Seven years - an important stage in a child's life.
Preschool childhood ends, ahead of - school, new rights and responsibilities, new friends and hobbies.
Mom and Dad are still important people in his life, but their opinions are gradually cease to be the only right one for your child.
Parents often do not notice this.
And whether you want to make?
It has long been proven that the strong-arm methods in pedagogyineffective, even if it is not about the physical punishment and the psychological pressure. Younger preschoolers may still accept the fact that he was forced to do something against his will. Parents have enough strength to break his resistance. If this is a forced measure and is rarely used (for example, only in cases where the child needs to be treated or removed from the danger of fast), nothing terrible will happen. Constant pressure is lead to the fact that the charming kid turn into a broken life, completely devoid of initiative being.
Possible and the opposite option -formed a strong personality, able to survive in all situations, but the parents do not play any role of her life. In seven years the child is already quite strong enough to resist the constant pressure on the part of adults. Disobedience - one of the forms of such resistance, the most prominent and active.
The child resists, the parents toowatch over it, do not give to show independence. Senior preschooler has a lot can. Determine the range of his regular duties. Perhaps he is already walking in a circle, a sports school or studio of aesthetic education. Your task - to ensure the conditions for him to work and send in time for lessons and training. For the domestic task he should have to answer himself. Control, of course, necessary, but do it quietly.
In addition to training, the child should be homeduties. Clean the cage with a canary, water the plants, vacuum the carpet in my room, put in order your flower bed at the cottage - the list is far from exhaustive. The child must feel that he is a big, that it under force things that are important to others. It may be that older preschoolers something forget to make. We must not make it, and recalled that its omission from other affected: canary would die, the flowers wither, but the carpet is better not to walk barefoot.

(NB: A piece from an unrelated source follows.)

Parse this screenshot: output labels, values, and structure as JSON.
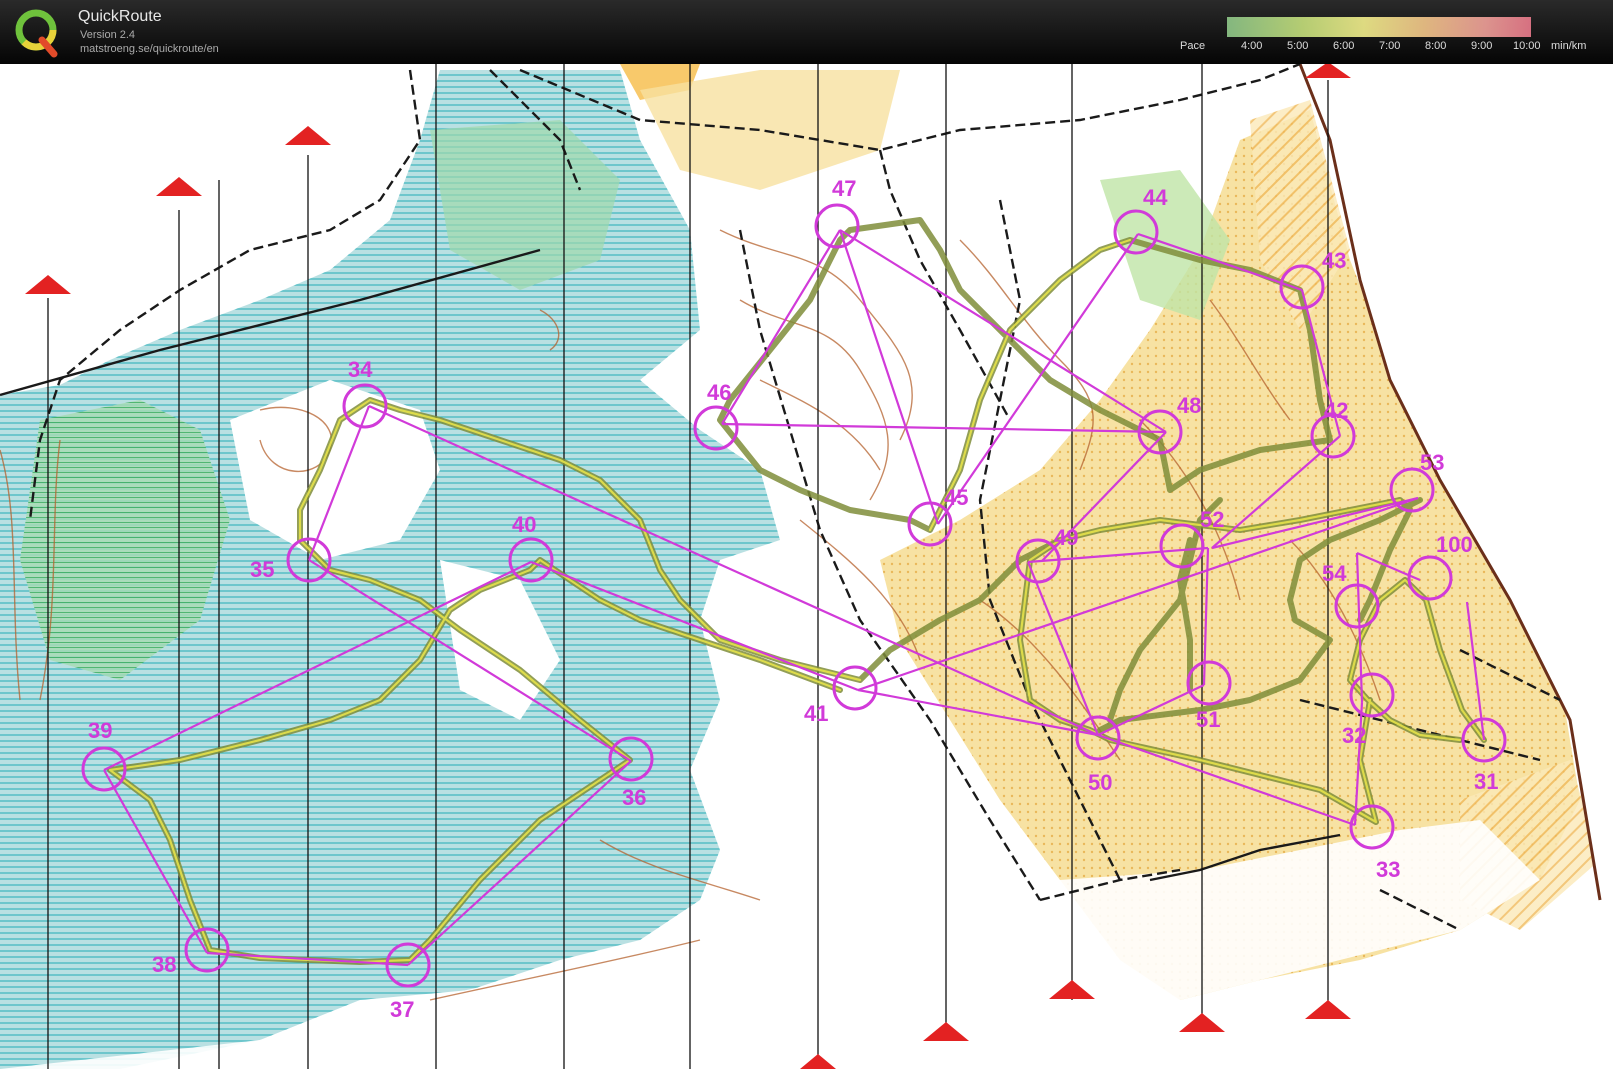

The child, too, is the mood
Almost every person there are moments whenit all goes wrong. Such moments happen in children. Parents are important to understand. Perhaps the child fell out with your best friend or a teacher may have lost a favorite toy or book sgryzla best dog. You his troubles may seem trifling, but these disorders are very serious for the preschool or primary school children. Talk about it, sympathize, advise on how to behave, because your opinion for it is still very important.
Learn to negotiate
In families where between adults and childrena trusting relationship with obedience problems usually does not happen. The child simply does not occur that it is possible to do something contrary to, because all the issues discussed with him on an equal footing with its considered opinion, parents ask him for advice. It is important to respect the agreement and to fulfill the promises. The seven-year child and remembers well what he promised, and that he promised. Deceived in their expectations, he ceases to perceive the words of an adult and is doing everything in defiance.